【ARUHIアワード9月期優秀作品】『家族とマイホーム』吉岡 幸一

 翌朝、母は退院した。病院に迎えに行ったときにはすでに引き払った後だった。あれほど迎えに行くと言っていたのに、母はおかまいなしに実家に戻っていた。
 実家に顔をだすと母は呑気に煎餅を頬張りながらテレビを見ていた。
「退院できて良かったじゃない」と、言っただけで私は母に説教めいたことは言わなかった。母は「おおげさなんだよ」と、答えはしたが、迎えを待たずに帰ってきたことを詫びることはなかった。
 いつもと変わらぬ風景。いつも座っている場所に母は座っている。私が小さいころも、大きくなってからも、母はときどきこのテレビの前に座ってはお茶を飲んだり菓子を食べたりしていた。私は年を追うほどに小さくなっていく母の背中をみて切なくなった。
「今日の夕方、家にきてくれないかな」
 私は様子を見にきただけではなかった。
「嫌だよ、一緒に暮らす話ならごめんだよ」
「退院祝い、それにお母さんの誕生日のお祝いよ。今日が七十一歳の誕生日でしょう」
「そうか、あたしも七十一か、へえ、お父さんより長生きしてしまったね」
「猫もいるのよ。お母さん猫好きでしょう」
「あら、猫を飼ったのかい。お祝いなんていうのはどうでもいいけど、猫がいるならまあ見にいってあげてもいいわね」
 母は目をかがやかせて言った。
 夕方になると迎えに行くまでもなく母はやってきた。買い物籠には猫の餌まで入っている。スーパーにでも寄ってきたのだろう。
 猫はこれまでもずいぶんと可愛がられてきたのだろう。人を恐れるということを知らなかった。母が手を伸ばして頭を撫でても気にする様子もなかった。
「昔あたしもね、猫を飼っていたんだよ。でもね、高齢だったからあんたが生まれる前に死んでしまったんだよ。病気だったんだね。この猫もそんなに若くはないだろう。寿命がくるまで、ちゃんと世話をしてあげるんだよ」母はそんなことを私に言いながら猫を撫でていた。

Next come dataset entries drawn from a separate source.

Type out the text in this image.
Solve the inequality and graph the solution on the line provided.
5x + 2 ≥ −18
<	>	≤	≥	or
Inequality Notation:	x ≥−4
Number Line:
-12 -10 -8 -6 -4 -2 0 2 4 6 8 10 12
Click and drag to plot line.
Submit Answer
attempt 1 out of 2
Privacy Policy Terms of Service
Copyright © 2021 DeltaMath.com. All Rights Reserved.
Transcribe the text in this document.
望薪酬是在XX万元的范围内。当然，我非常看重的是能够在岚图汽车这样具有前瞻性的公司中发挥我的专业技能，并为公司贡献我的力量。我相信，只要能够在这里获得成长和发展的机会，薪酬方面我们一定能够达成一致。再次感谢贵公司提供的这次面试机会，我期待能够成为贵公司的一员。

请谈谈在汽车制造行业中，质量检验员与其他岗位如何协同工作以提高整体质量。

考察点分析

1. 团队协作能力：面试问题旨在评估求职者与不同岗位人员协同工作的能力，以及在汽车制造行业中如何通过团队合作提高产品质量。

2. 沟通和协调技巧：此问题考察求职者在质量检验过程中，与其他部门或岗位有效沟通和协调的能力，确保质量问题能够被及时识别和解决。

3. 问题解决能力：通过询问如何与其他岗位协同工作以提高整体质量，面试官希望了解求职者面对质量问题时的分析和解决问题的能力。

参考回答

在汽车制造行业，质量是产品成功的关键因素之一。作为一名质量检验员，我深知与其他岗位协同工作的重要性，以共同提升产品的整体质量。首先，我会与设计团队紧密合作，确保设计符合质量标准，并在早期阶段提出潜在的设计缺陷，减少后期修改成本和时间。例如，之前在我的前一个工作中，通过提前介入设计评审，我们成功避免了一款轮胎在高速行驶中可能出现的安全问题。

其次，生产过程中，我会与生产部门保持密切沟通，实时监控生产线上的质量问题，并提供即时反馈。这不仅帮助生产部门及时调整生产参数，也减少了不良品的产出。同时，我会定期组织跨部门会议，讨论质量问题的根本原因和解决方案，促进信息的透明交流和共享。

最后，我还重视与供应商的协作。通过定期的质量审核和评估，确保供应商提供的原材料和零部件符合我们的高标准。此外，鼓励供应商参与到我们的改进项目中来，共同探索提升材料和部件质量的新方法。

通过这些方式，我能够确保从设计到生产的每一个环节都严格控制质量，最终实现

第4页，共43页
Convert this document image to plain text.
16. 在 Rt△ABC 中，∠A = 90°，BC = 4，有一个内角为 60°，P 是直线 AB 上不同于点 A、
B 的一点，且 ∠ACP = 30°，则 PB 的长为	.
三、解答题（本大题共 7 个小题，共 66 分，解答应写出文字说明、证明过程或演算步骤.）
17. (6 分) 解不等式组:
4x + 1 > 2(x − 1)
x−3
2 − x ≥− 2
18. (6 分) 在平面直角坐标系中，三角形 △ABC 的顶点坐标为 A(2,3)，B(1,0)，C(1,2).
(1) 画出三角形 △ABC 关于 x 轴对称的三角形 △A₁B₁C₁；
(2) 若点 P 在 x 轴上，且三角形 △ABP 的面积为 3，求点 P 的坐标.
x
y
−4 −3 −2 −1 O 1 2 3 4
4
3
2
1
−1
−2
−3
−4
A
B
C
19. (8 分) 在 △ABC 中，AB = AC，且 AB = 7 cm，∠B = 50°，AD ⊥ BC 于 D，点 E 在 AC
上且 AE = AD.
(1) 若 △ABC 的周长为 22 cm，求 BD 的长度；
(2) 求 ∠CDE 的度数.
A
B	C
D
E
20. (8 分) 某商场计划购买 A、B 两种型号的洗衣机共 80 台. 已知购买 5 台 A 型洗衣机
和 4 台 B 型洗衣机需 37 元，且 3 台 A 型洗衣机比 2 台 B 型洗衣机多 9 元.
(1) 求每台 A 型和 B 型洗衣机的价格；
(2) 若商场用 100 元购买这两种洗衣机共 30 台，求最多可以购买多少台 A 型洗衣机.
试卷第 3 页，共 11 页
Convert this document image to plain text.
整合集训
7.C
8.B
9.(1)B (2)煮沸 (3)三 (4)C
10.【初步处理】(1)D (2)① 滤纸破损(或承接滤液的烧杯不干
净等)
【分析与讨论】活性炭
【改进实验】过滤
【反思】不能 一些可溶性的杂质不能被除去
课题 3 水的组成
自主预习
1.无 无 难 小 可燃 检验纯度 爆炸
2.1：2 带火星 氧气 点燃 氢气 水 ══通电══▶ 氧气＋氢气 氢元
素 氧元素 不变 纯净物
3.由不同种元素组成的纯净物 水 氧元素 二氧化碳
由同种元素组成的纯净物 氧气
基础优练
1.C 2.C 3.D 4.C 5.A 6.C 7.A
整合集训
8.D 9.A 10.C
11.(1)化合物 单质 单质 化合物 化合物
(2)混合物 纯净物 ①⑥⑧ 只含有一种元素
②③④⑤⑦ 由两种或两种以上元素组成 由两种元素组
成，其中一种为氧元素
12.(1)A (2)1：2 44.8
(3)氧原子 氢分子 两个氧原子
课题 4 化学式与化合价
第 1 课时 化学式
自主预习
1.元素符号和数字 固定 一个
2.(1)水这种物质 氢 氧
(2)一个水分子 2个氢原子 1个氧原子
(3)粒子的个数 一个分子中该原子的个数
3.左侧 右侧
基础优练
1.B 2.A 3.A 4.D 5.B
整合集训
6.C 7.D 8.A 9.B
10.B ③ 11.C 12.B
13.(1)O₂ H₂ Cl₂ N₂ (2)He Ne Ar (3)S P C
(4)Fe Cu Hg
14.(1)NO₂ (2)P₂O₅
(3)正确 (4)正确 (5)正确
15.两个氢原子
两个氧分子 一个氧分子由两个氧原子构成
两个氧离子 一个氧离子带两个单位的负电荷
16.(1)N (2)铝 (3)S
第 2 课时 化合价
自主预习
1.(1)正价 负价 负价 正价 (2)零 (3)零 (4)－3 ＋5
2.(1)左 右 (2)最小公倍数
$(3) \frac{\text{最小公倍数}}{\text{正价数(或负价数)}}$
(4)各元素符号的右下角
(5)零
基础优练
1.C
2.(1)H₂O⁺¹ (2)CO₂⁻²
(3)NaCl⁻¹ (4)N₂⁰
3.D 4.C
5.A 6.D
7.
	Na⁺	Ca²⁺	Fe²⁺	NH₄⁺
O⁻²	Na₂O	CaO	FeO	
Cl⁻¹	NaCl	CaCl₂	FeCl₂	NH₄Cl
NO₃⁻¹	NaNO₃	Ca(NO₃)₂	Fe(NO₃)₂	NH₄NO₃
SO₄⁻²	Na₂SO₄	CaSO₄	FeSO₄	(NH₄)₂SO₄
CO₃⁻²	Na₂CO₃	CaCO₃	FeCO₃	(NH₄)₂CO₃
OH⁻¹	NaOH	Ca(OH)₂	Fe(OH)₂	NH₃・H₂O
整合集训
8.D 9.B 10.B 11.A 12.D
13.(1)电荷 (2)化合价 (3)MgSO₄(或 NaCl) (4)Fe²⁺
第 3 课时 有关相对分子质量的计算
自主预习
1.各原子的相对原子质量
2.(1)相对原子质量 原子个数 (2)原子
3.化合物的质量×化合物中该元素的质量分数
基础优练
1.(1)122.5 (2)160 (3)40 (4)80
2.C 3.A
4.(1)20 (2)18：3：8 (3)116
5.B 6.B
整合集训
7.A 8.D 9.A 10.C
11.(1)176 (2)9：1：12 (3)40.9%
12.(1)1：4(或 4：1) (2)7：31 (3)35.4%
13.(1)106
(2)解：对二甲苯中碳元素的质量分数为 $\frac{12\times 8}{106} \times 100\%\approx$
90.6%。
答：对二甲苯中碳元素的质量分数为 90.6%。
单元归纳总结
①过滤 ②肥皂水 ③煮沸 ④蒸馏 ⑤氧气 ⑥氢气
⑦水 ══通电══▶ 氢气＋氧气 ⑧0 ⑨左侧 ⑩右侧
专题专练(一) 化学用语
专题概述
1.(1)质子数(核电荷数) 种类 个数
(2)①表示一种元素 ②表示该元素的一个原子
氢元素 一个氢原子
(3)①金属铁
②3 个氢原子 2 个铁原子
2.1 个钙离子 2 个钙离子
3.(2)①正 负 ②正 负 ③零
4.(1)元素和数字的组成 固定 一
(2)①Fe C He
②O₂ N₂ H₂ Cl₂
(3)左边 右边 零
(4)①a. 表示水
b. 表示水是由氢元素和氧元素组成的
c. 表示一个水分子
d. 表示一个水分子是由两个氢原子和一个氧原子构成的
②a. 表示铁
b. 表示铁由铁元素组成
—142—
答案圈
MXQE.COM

 この日は夫も早く帰ってきて家族そろって食事を取ることができた。誕生日の食事といっても母は洋食が苦手なので、いつもと変わらない内容だった。ご飯に味噌汁、漬け物、焼き茄子、焼き魚、翔太が好きなから揚げ、などだった。特別な物を作るより母はこういった普通の食事を好んだ。

ただホールケーキだけは用意した。梨のタルトケーキ、それを四等分にして食べた。猫は母の足もとで母が買ってきたキャットフードを食べていた。